How poetry is different to prose

I sit myself at the table and I write. The Muse? I will have none of it. I am more interested in hard work than in inspiration. If I wait for the muse I will be waiting a lifetime.

Poetry works differently. I sit myself down and there is nothing but the words on the page, written in a different, heightened state. Poetry must be seized, it seems. At this desk there is nothing. The strict discipline of the craft will leave me with a gaping whiteness on the page like a scream arrested.

Today I feel on the edge of a poetry. I am unbalanced, dizzy with the heat and the shock of my flesh melting into it. I flick between A Grief Observed and Harwood and Best Australian Science and there is a vague hum as if the books are speaking to each other when I am not looking. I pace. This is how I write poetry when I am not mad or bereft. I have to catch it at a glance, side-on, sidling up to it. My note paper capturing the words, resisting judgement.

I open a painting and it is there, that hum, that image between the spidery letters of a word. I am quick to scoop up three lines. Then my pen turns to dough on the page. I must walk away and let the syllables rise like an unwatched pot.
My grandmother is shaking her head, she of the workmanlike elbows and fists. You must grab it - and the fly plucked from the air.  But my grandmother never wrote a poem. There is no grabbing a poem. It is more like photographic developing than sculpture. It is a quite sitting, half-looking, squinting through dark, waiting for the words to settle blackly on the page.

Today I have written two poems.

My grandmother is behind me. Tsking her tongue.
As always,
She is not impressed.

Thursday, November 6, 2014

Writing a Glunk

OK. I may have mentioned this in my blogging once before, but when I was a child I was very disturbed by a particular Dr Suess book. I think it was in The Sneetches and other stories. It was a story about a boy's little sister who used to sit and think little fluffy things into existence every night after dinner. Then one night she thinks up a Glunk and of course the idea is way too big for her and causes terror and mayhem and it is up to the little boy to 'unthunk the Glunk'.  Now little Sally only ever thinks up fluffy things after dinner.

This story disturbed me, even when I was seven.  I was already involved in thinking up Glunks. I was reaching for books way too age-inappropriate for a seven year old. By the time I was ten I fell in love with Peter Otoole playing Lawrence of Arabia and insisted on reading The Seven Pillars of Wisdom with its bible thin pages and interminable recounting of one military push after another. I had no idea what I was reading but I pushed on anyway. I was so proud of myself when, after several months of slogging, I had finished the book. I even really loved some paragraphs and underlined them.
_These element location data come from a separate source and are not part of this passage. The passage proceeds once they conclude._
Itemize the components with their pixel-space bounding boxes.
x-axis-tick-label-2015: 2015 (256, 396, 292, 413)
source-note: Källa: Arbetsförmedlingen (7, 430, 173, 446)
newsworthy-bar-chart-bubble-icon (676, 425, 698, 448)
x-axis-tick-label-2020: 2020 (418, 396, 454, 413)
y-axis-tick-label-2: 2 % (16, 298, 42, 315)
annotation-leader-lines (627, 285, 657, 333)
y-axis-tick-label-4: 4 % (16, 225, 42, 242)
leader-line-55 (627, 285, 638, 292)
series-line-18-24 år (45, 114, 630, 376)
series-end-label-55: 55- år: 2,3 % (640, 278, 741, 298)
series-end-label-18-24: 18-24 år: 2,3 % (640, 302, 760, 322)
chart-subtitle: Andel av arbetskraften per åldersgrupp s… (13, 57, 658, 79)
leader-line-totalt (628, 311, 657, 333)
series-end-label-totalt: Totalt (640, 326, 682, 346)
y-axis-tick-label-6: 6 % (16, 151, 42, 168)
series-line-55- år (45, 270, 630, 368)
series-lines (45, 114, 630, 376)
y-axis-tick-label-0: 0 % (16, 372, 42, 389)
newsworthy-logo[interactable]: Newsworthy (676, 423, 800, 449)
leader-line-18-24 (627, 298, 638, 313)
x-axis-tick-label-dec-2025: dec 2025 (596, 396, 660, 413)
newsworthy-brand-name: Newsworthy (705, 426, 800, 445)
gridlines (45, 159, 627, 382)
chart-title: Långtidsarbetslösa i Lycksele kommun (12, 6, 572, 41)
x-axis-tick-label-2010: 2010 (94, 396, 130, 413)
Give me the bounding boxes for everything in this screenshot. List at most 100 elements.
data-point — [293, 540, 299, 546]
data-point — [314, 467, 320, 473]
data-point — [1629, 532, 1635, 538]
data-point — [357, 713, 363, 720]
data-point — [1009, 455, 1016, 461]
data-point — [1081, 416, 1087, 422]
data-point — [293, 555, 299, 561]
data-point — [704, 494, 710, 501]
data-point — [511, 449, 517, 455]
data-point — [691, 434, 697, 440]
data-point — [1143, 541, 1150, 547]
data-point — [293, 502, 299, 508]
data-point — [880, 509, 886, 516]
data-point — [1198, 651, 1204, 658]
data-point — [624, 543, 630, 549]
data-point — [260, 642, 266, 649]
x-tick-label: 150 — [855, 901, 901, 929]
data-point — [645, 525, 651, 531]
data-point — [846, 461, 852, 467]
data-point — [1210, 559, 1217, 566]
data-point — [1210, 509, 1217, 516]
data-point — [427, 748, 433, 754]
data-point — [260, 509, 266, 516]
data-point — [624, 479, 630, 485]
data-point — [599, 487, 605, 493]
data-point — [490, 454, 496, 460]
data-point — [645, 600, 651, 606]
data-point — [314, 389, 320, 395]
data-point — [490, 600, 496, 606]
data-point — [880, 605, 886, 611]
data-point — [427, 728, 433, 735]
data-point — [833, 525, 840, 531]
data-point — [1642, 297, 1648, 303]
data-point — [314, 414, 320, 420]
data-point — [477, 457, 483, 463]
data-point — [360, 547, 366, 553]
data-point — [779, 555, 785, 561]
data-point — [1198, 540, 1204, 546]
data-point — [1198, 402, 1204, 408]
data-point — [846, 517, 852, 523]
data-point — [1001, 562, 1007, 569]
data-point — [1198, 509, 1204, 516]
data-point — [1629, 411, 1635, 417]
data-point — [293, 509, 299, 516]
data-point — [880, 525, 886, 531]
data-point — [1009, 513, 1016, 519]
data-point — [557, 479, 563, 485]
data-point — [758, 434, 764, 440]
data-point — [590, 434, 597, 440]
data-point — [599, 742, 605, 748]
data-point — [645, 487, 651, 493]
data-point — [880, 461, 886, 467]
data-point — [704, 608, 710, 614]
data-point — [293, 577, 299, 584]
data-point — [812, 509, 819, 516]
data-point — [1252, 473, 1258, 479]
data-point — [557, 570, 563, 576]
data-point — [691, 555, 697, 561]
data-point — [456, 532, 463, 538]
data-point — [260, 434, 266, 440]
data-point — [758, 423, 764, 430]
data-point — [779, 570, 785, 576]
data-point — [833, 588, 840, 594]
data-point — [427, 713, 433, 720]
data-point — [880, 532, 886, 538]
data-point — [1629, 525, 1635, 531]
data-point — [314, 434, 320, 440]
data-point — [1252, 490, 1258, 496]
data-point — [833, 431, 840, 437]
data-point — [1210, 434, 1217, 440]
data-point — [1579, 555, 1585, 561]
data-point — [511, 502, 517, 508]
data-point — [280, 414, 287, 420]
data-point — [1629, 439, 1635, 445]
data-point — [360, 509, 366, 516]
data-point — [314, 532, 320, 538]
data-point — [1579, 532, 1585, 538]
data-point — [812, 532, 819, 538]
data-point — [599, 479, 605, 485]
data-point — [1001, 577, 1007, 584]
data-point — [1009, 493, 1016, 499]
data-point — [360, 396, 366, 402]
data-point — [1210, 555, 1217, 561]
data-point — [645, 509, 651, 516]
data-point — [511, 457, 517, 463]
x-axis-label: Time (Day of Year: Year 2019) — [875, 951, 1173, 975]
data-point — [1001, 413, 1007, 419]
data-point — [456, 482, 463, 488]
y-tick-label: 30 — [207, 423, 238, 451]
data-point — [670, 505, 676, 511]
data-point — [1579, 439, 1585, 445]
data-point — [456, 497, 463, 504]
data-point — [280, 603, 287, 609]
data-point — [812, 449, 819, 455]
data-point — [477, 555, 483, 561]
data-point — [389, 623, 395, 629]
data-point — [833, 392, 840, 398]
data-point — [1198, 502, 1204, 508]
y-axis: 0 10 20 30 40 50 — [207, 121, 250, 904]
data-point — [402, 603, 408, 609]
I still have my copy of the book.

I did not want to be stuck thinking fluffy things after dinner. I wanted to over-reach.
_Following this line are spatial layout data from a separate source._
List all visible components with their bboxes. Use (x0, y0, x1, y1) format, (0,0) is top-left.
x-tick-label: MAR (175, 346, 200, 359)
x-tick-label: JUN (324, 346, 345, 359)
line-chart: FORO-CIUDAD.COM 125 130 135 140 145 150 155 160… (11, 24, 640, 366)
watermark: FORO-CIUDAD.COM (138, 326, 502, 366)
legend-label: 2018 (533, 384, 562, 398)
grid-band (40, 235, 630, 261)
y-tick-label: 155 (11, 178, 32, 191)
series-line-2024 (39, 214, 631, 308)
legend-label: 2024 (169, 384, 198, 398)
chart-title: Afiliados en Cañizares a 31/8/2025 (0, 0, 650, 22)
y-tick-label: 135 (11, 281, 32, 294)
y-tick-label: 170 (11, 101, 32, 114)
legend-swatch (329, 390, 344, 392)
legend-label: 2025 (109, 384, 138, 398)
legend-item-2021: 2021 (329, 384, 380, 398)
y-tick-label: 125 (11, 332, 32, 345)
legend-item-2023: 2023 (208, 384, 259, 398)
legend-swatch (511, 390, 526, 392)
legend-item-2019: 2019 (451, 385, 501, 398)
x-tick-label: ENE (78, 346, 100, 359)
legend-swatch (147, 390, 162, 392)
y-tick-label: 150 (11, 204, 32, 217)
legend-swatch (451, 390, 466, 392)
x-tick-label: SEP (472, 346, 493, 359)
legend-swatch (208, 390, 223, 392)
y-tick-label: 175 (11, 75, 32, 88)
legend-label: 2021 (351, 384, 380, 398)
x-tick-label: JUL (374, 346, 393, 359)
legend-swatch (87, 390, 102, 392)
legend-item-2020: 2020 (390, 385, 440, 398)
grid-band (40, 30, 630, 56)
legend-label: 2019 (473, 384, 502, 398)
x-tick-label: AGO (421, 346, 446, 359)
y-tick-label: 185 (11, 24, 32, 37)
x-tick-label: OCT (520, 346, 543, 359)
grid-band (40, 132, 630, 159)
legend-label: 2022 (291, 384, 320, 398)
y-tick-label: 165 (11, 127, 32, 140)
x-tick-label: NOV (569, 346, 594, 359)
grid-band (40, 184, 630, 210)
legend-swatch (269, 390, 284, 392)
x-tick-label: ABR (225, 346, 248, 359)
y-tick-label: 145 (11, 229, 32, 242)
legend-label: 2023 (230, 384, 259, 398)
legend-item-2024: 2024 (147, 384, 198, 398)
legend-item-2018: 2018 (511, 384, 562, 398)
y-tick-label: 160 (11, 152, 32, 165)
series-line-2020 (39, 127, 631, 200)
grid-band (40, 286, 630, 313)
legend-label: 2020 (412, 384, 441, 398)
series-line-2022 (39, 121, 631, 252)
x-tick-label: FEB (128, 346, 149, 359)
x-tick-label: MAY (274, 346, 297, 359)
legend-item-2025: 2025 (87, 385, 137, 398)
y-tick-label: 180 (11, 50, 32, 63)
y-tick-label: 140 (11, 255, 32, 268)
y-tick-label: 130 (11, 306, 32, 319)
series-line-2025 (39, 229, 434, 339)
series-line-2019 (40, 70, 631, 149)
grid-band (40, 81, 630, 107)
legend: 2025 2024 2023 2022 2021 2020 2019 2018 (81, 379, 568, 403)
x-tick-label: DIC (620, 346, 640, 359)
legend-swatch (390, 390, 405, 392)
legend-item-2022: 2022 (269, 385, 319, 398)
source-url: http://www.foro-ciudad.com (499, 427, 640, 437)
Somehow I have found my safe-unsafe boundaries.  I know what I am comfortable writing and I stick to small contemporary stories with a manageable cast. I still over-reach but it is always about the concepts and not the parameters of the story.

I have an idea for a novel. It is a big novel. It requires lots of research. It is historical. It is about politics and cultural cringe and all the things that I am ignorant of.

I am really afraid to start this book but it won't let go of my head. It has a hook in me.  I am afraid that it is too big for me. I am afraid I will fail trying to write it.

Still, I was never satisfied with little Sally's parameters.  I suppose you can't get your teeth into the fruit unless you pick it first. I am reaching up into the tree for the forbidden apple. I have my Glunk in my sights. I am afraid I am going to start this impossible project. Frightened. Hesitant. Starting now.